Бомболини направился обратно в город, и фон Прум пошел следом за ним. Бомболини хотел сказать немцу еще кое-что. Для дурного правителя мученик всегда опасней мятежника, хотел сказать он, но потом решил, что немец должен прийти к этой истине сам. Когда они поднимались по Корсо, раздались удары колокола. Пробкового языка еще не заменили другим, но кто-то бил металлическим молотком по краю колокола, и Бомболини поразило, как звонок и чист этот звук, и он подумал, что Баббалуче и тут был прав, как был он прав во всем в то утро.

Часть восьмая

Победа Санта Виттории


После этого все изменилось. Мы теперь держали себя так, как Баббалуче с фельдфебелем Траубом в утро своей смерти, ибо ничего хуже они нам сделать уже не могли. Теперь мы знали, что, даже если они найдут вино, мы убьем их, и они это понимали. А потому они могли найти вино и ничего об этом не сказать.

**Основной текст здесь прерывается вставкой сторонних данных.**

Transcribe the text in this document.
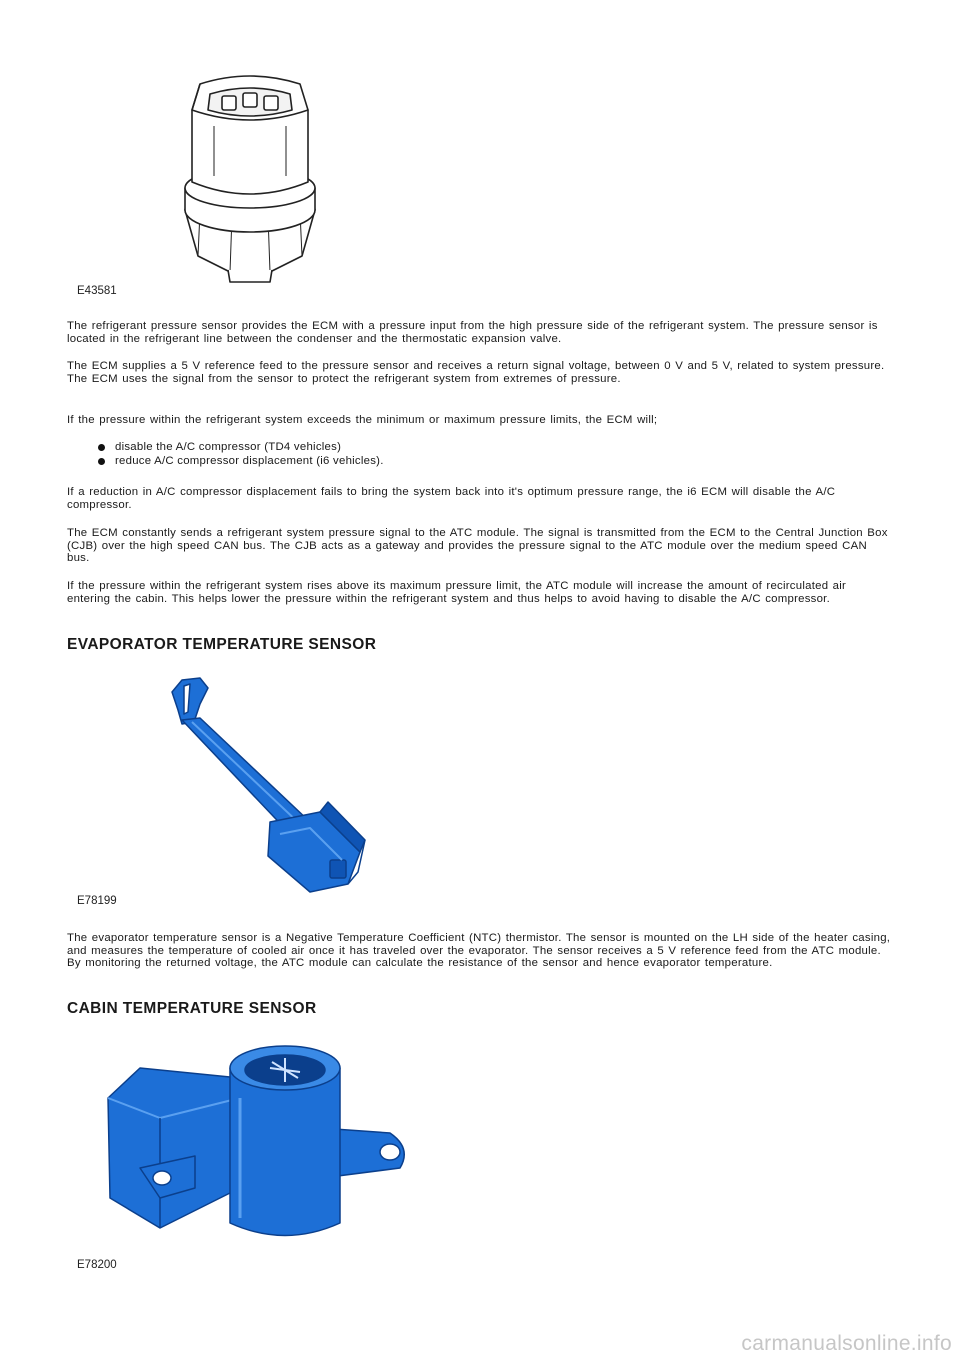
E43581

The refrigerant pressure sensor provides the ECM with a pressure input from the high pressure side of the refrigerant system. The pressure sensor is located in the refrigerant line between the condenser and the thermostatic expansion valve.

The ECM supplies a 5 V reference feed to the pressure sensor and receives a return signal voltage, between 0 V and 5 V, related to system pressure. The ECM uses the signal from the sensor to protect the refrigerant system from extremes of pressure.

If the pressure within the refrigerant system exceeds the minimum or maximum pressure limits, the ECM will;

disable the A/C compressor (TD4 vehicles)
reduce A/C compressor displacement (i6 vehicles).

If a reduction in A/C compressor displacement fails to bring the system back into it's optimum pressure range, the i6 ECM will disable the A/C compressor.

The ECM constantly sends a refrigerant system pressure signal to the ATC module. The signal is transmitted from the ECM to the Central Junction Box (CJB) over the high speed CAN bus. The CJB acts as a gateway and provides the pressure signal to the ATC module over the medium speed CAN bus.

If the pressure within the refrigerant system rises above its maximum pressure limit, the ATC module will increase the amount of recirculated air entering the cabin. This helps lower the pressure within the refrigerant system and thus helps to avoid having to disable the A/C compressor.

EVAPORATOR TEMPERATURE SENSOR
E78199

The evaporator temperature sensor is a Negative Temperature Coefficient (NTC) thermistor. The sensor is mounted on the LH side of the heater casing, and measures the temperature of cooled air once it has traveled over the evaporator. The sensor receives a 5 V reference feed from the ATC module. By monitoring the returned voltage, the ATC module can calculate the resistance of the sensor and hence evaporator temperature.

CABIN TEMPERATURE SENSOR
E78200
carmanualsonline.info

Мы больше не видели их и не слышали. Они жили среди нас, но не с нами. Солдаты проводили все время в винном погребе — играли друг с другом в карты и пили вино. Большую часть времени они были пьяны. Несколько парней из Бригад Веселого Досуга ходили к ним туда, мы им это разрешили, потому что они потеряли много денег и у них был один выбор — либо отыграться, либо пойти по миру. Немцы пили и глядели на нас виноватыми глазами.

Но это ничего не меняло. Чувствуй они себя виноватыми или не чувствуй — все одно. Мы могли бы их возненавидеть, но Баббалуче, во всяком случае на время, вытравил из нас даже ненависть. Если бы мы возненавидели немцев, мы бы испортили всю затею с его смертью.

«Ну, что поделаешь, — говорили наши жители солдатам в те редкие минуты, когда между ними завязывалась беседа. — Просто он был у нас лучший каменщик. Но это не имеет значения. Поверьте нам. Все так и есть, как он сказал. Это не имеет значения».

Мы не давали немцам возможности испросить у нас прощения, а ничего страшнее для человека быть не может.

Кроме того, все наши мысли были заняты виноградом, потому что время сбора урожая уже подошло.

После случившегося мы почти не видели фон Прума и ни разу не видели Катерины. Из всех обитателей Санта-Виттории одна только она еще страдала от оккупантов. Она жила как пленница, потому что фон Прум любил ее, потому что она была единственным, что у него осталось, и потому что он поклялся: если она бросит его, Туфа поплатится за это жизнью, а она знала, что если фон Прум и способен еще кого-то убить, так только Туфу.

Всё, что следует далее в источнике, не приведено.